NASA pulls the plug on Spitzer, ending trail-blazing mission

An artist’s impression of the Spitzer Space Telescope departing Earth. Image: NASA/JPL-Caltech

The Spitzer Space Telescope, one of NASA’s four “Great Observatories,” executed a final set of commands 30 January, putting itself to sleep after more than 16 years of trail-blazing infrared observations.

Flight controllers at NASA’s Jet Propulsion Laboratory in Pasadena, California, sent the commands at 2 p.m. local time. Given Spitzer’s distance from Earth, it took the signals about 15 minutes to reach the spacecraft. Fifteen minutes after that, radio transmissions from Spitzer vanished on control screens at JPL, and project manager Joseph Hunt declared the mission officially over.

“Spitzer has taught us about entirely new aspects of the cosmos and taken us many steps further in understanding how the universe works, addressing questions about our origins, and whether or not are we alone,” Thomas Zurbuchen, chief of NASA’s Science Mission Directorate said in a statement.

“This Great Observatory has also identified some important and new questions and tantalising objects for further study, mapping a path for future investigations to follow. Its immense impact on science certainly will last well beyond the end of its mission.”

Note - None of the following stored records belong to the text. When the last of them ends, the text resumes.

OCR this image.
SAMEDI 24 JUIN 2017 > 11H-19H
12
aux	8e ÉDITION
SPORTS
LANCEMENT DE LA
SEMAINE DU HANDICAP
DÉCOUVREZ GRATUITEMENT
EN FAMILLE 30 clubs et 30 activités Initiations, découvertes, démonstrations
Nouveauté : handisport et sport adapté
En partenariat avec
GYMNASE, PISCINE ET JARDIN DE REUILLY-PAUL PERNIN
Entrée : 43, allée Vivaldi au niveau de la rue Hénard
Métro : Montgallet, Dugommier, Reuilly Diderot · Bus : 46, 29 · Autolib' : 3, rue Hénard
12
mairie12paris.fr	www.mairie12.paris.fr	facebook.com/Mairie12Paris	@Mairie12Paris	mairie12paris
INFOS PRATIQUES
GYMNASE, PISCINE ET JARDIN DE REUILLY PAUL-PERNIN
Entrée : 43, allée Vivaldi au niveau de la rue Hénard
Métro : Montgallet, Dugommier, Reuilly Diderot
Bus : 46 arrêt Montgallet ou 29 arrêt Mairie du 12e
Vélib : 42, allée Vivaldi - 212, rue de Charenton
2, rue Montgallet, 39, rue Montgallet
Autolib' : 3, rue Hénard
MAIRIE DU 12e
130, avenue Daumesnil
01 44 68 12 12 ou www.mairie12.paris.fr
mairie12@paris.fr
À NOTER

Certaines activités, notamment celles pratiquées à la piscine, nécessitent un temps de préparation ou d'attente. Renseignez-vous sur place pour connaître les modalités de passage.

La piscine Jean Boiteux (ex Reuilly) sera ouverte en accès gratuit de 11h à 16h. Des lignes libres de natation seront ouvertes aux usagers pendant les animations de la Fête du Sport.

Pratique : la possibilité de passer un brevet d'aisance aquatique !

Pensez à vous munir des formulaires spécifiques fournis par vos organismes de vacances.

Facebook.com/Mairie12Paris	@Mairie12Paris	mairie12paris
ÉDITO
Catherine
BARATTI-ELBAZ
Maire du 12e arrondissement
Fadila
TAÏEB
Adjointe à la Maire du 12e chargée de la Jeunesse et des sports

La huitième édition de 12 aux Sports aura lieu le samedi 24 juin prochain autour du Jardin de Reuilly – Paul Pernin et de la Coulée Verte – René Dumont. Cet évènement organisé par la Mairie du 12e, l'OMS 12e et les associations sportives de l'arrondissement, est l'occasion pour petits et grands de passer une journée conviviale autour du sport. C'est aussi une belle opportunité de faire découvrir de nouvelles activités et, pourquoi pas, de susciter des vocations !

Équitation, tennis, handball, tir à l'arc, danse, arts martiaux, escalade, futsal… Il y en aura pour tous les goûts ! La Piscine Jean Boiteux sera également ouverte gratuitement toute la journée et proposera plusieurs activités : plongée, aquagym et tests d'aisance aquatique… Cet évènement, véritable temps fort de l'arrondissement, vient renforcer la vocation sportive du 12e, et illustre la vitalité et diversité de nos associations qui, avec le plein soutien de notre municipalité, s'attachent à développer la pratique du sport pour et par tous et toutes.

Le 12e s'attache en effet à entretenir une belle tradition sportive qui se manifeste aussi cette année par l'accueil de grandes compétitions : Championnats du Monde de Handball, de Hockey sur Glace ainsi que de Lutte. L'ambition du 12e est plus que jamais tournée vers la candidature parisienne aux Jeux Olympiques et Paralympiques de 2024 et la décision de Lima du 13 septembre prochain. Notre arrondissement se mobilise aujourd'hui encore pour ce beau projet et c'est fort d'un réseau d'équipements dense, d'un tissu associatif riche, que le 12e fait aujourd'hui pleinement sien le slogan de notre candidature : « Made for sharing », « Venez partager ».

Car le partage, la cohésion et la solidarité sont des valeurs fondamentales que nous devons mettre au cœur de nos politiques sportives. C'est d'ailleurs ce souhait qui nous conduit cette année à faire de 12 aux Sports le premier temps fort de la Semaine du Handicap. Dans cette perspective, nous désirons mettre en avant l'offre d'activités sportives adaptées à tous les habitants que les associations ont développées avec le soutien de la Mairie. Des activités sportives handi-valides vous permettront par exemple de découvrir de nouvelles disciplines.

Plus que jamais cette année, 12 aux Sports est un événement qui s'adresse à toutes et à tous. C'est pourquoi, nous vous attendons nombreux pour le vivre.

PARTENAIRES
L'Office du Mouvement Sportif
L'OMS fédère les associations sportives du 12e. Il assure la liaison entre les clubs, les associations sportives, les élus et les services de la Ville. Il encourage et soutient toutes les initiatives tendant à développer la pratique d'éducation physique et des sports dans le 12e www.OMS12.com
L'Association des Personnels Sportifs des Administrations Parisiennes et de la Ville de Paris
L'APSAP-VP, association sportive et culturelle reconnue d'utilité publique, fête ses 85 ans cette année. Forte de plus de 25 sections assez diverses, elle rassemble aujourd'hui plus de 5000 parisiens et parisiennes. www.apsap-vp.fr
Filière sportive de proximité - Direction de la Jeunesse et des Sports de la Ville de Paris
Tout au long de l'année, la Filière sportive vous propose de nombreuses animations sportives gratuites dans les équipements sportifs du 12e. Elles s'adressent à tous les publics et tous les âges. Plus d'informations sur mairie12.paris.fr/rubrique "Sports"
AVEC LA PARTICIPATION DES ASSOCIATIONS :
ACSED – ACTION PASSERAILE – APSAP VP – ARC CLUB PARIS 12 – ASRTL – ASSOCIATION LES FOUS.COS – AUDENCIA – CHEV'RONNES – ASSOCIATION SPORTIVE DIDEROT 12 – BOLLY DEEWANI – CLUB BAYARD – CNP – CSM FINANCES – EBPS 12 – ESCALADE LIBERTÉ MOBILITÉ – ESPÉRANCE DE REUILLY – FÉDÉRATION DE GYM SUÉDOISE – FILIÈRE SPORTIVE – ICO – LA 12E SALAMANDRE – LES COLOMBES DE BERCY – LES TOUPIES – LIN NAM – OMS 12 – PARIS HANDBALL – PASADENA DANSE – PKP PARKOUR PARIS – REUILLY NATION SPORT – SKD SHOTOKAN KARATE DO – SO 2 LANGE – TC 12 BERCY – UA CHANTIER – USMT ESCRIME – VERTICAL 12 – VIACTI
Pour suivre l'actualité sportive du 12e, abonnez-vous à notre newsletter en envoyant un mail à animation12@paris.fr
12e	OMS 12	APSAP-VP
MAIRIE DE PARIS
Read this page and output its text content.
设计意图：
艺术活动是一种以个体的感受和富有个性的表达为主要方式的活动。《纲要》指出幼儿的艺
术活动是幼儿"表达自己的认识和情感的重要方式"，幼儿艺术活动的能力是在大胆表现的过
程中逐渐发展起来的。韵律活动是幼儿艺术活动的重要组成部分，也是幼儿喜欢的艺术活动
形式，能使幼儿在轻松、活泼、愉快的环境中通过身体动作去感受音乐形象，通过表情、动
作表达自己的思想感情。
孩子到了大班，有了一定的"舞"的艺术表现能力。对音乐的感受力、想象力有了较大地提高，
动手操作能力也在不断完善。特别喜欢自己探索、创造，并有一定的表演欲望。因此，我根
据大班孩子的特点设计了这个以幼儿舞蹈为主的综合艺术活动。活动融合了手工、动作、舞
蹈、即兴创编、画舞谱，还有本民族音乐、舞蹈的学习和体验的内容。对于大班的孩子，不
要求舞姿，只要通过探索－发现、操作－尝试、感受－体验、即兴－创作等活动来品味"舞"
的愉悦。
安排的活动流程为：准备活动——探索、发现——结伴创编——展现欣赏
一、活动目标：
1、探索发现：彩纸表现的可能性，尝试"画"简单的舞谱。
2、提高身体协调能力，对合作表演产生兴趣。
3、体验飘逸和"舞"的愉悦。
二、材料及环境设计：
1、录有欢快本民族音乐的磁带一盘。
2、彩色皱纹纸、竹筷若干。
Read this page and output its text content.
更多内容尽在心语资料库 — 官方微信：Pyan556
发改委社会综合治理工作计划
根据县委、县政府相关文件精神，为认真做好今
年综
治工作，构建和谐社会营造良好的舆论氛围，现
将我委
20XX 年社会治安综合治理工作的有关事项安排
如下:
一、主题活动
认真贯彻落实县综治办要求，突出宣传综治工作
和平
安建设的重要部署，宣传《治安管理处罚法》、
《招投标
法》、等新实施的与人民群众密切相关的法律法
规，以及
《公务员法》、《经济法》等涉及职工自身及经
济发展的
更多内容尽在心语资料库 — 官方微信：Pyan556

Launched in 2003, Spitzer was equipped with a reservoir of liquid helium to chill the telescope’s 33.5-inch primary mirror to within about five degrees of absolute zero. At those temperatures, the telescope could pick up faint infrared emissions — heat — from deep space that that cannot be detected from the ground.

When the helium coolant ran out in 2009, two of its three instruments – an infrared spectrograph and multi-band imaging spectrometer – were no longer able to record the longest infrared wavelengths, bringing Spitzer’s “cold” phase of operations to a close.

But even without its cryogenic coolant, the observatory was still a frigid 28 degrees above absolute zero behind its protective solar panel. That was cold enough for the third instrument, the Infrared Array Camera, to keep “seeing” near- and mid-infrared light. And so, Spitzer’s mission continued.

Astronomers had hoped to keep the observatory operating until launch of the $9.7 billion James Webb Space Telescope, or JWST, an infrared successor to the Hubble Space Telescope with a segmented mirror 21 feet across. Spitzer’s mission was extended through 2018 and then through 2019.

But the JWST encountered technical issues, delaying its launch until 2021, and NASA management decided to pull the plug on Spitzer.

During the course of its career, Spitzer chalked up a steady stream of discoveries, averaging 7,000 hours of observations per year over more than 6,000 days in space. The result: More than 8,700 science papers to date and many more expected in the years to come as astronomers work through its vast data archive. Total cost of the mission: $1.36 billion.

“I think that Spitzer is an example of the very best that people can achieve,” Spitzer Project Scientist Michael Werner said in a NASA statement. “I feel very fortunate to have worked on this mission, and to have seen the ingenuity, doggedness and brilliance that people on the team showed. When you tap into those things and empower people to use them, then truly incredible things will happen.”